Prompted by her talents, she applied for a place at the State Conservatory of Music and at the National Academy of Fine Arts. She gained admission into both at first try. She accepted one, declined the other.

After a few months of studying the piano with one of the finest pianists in the land, she met a man, an accomplished accordeonist. “I always wanted to marry a musician,” she says. She’s smiling. Her smiling is rare nowadays.

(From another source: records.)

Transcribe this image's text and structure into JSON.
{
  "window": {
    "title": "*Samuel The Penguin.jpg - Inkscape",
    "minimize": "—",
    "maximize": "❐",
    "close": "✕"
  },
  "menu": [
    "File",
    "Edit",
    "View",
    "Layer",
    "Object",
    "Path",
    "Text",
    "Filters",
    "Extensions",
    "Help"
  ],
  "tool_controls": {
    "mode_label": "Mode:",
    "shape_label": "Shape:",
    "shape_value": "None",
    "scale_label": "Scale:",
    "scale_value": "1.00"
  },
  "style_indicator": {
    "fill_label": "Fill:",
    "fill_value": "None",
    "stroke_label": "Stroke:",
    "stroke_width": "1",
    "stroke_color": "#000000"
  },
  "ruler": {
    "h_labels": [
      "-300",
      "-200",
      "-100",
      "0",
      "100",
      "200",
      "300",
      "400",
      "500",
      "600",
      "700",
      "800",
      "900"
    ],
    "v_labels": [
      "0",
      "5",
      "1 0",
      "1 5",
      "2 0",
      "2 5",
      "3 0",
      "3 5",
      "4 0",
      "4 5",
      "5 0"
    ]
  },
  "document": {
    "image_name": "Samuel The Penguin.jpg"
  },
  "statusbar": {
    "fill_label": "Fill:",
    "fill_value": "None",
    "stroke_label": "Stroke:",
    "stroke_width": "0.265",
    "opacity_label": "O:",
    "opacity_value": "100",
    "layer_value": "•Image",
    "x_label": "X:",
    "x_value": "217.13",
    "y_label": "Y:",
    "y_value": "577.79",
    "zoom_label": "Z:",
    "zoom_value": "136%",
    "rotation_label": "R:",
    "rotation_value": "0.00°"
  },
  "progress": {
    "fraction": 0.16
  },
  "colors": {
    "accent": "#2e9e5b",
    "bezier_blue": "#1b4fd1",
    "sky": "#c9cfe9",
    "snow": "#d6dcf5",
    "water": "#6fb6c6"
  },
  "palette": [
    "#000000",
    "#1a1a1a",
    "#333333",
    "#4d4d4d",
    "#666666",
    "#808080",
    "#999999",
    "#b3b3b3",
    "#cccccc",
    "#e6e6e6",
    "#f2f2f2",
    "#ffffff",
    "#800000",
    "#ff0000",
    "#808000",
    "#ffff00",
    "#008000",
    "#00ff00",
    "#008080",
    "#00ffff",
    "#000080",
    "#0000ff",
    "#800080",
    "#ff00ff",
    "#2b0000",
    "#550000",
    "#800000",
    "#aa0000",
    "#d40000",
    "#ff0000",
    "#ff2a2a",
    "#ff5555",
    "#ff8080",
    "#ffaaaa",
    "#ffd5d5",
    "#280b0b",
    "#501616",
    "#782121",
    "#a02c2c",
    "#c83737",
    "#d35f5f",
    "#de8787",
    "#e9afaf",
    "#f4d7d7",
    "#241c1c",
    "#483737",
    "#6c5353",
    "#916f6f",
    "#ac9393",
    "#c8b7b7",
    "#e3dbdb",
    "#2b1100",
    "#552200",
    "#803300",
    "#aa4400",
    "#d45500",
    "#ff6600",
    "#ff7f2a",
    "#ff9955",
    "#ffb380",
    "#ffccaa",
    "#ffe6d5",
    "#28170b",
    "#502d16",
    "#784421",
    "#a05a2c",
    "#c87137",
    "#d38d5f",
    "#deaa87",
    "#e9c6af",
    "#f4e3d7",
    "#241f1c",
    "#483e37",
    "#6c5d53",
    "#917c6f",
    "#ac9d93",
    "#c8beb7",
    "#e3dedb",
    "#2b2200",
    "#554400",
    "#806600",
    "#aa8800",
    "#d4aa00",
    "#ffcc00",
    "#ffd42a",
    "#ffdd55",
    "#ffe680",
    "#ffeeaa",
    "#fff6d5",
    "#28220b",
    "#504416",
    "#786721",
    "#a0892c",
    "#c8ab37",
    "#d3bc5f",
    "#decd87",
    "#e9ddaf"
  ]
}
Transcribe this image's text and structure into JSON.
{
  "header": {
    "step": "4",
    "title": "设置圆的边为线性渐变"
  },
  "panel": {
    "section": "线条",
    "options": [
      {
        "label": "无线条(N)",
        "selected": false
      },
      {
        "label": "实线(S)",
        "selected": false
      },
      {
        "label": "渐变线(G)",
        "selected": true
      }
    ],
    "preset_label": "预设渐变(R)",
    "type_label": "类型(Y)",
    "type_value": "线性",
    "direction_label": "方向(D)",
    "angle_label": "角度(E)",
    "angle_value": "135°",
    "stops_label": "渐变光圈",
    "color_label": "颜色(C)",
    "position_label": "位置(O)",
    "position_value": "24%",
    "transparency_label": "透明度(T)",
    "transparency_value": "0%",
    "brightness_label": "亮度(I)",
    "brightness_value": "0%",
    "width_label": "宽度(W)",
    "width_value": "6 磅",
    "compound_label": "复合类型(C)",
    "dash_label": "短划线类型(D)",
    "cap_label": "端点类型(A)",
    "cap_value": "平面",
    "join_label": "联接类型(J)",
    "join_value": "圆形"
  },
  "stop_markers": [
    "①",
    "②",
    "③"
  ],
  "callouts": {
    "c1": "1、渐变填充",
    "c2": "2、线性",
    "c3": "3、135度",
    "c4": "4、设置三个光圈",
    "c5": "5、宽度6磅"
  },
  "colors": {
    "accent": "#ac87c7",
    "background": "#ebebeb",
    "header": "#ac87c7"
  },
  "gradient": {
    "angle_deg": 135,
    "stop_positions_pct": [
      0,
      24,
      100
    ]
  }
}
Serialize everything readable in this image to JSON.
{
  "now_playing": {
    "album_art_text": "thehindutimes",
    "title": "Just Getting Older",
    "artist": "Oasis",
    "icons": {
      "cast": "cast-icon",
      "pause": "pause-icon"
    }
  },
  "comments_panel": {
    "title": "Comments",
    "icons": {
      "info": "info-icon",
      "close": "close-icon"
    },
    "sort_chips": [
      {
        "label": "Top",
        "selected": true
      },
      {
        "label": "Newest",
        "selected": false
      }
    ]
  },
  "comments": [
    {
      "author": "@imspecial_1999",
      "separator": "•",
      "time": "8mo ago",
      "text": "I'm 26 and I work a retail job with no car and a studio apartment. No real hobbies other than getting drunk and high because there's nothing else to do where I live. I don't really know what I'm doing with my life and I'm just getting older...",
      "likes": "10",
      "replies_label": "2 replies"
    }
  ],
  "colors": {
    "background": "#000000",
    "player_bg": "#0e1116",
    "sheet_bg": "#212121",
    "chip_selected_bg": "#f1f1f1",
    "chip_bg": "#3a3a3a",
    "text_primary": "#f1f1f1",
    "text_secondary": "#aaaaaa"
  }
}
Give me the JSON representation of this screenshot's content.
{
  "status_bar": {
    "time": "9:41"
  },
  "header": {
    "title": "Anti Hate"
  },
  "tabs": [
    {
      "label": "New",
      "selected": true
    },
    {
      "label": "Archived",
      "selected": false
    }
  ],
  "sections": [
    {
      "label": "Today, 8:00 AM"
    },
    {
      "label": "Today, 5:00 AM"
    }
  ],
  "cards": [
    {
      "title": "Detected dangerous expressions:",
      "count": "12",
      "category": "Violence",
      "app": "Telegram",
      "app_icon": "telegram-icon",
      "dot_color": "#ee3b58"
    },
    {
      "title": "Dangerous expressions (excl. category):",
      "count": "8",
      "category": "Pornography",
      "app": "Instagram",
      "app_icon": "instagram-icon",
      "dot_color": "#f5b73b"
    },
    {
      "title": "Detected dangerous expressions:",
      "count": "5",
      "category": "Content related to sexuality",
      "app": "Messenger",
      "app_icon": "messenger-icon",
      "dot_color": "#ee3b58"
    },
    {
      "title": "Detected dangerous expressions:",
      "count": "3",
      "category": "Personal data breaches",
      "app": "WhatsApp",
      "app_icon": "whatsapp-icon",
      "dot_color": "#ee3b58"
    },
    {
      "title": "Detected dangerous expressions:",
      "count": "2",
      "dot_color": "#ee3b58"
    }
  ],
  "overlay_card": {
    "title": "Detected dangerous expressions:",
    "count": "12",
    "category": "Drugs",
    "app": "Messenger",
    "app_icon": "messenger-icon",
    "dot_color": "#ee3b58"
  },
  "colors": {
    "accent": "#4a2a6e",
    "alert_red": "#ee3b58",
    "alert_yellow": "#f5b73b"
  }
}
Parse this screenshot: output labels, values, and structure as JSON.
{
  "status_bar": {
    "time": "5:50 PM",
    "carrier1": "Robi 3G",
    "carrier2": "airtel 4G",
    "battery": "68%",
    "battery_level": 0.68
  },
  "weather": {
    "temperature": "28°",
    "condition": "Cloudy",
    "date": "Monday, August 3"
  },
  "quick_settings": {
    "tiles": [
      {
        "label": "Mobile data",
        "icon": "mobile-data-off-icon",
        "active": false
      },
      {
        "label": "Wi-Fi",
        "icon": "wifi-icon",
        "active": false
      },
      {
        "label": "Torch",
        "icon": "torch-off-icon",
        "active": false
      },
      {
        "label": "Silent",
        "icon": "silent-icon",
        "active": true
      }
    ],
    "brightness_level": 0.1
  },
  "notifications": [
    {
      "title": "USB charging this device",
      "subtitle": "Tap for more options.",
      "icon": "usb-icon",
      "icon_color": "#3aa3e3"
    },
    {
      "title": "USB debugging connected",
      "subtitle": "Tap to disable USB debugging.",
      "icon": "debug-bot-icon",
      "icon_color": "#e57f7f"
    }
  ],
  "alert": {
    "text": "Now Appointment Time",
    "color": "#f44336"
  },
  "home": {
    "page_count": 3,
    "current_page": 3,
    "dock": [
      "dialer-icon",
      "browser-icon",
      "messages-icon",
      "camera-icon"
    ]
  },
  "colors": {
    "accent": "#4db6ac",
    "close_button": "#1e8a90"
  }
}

She fell pregnant. It didn’t take long.

The rest is history. “Anyway, I found the Conservatory quite boring. Beethoven. Brahms. Bach. Chopin. Of course they’re great, all of them. Spectacular. I prefer Chopin. But I wanted to play jazz and swing.”

Suddenly a mother, a wife. No playing the piano, no drawing. Life took its toll and she fell ill. Cancer. Thrice. Four months after her last bout of illness and yet another major surgery, her youngest son perished in a cruel car accident. It all became too much. She stumbled and fell. But she rose.

She did that. Fell, then rose. Again. And again and again.

Now she’s 90. All she’s got are memories. What’s left of them. Everything else has been taken, everything she ever owned. Embezzled, tricked, deceived, exploited, lied to. Humiliated. “We represent the government. We’re here to protect you. We want to make sure your finances are safe.”

That’s what they said. And what the guardian said.

She’s left with nothing. Even the trees in her garden they chopped down. Why did they do that, she muses. Her beloved hedge, too. All her bushes with berries and blossoms they tore out of the ground, roots and all.

“Life’s indeed shrouded in mystery,” she mumbles to herself, bereft, with her eyes transfixed on the television screen displaying a football match.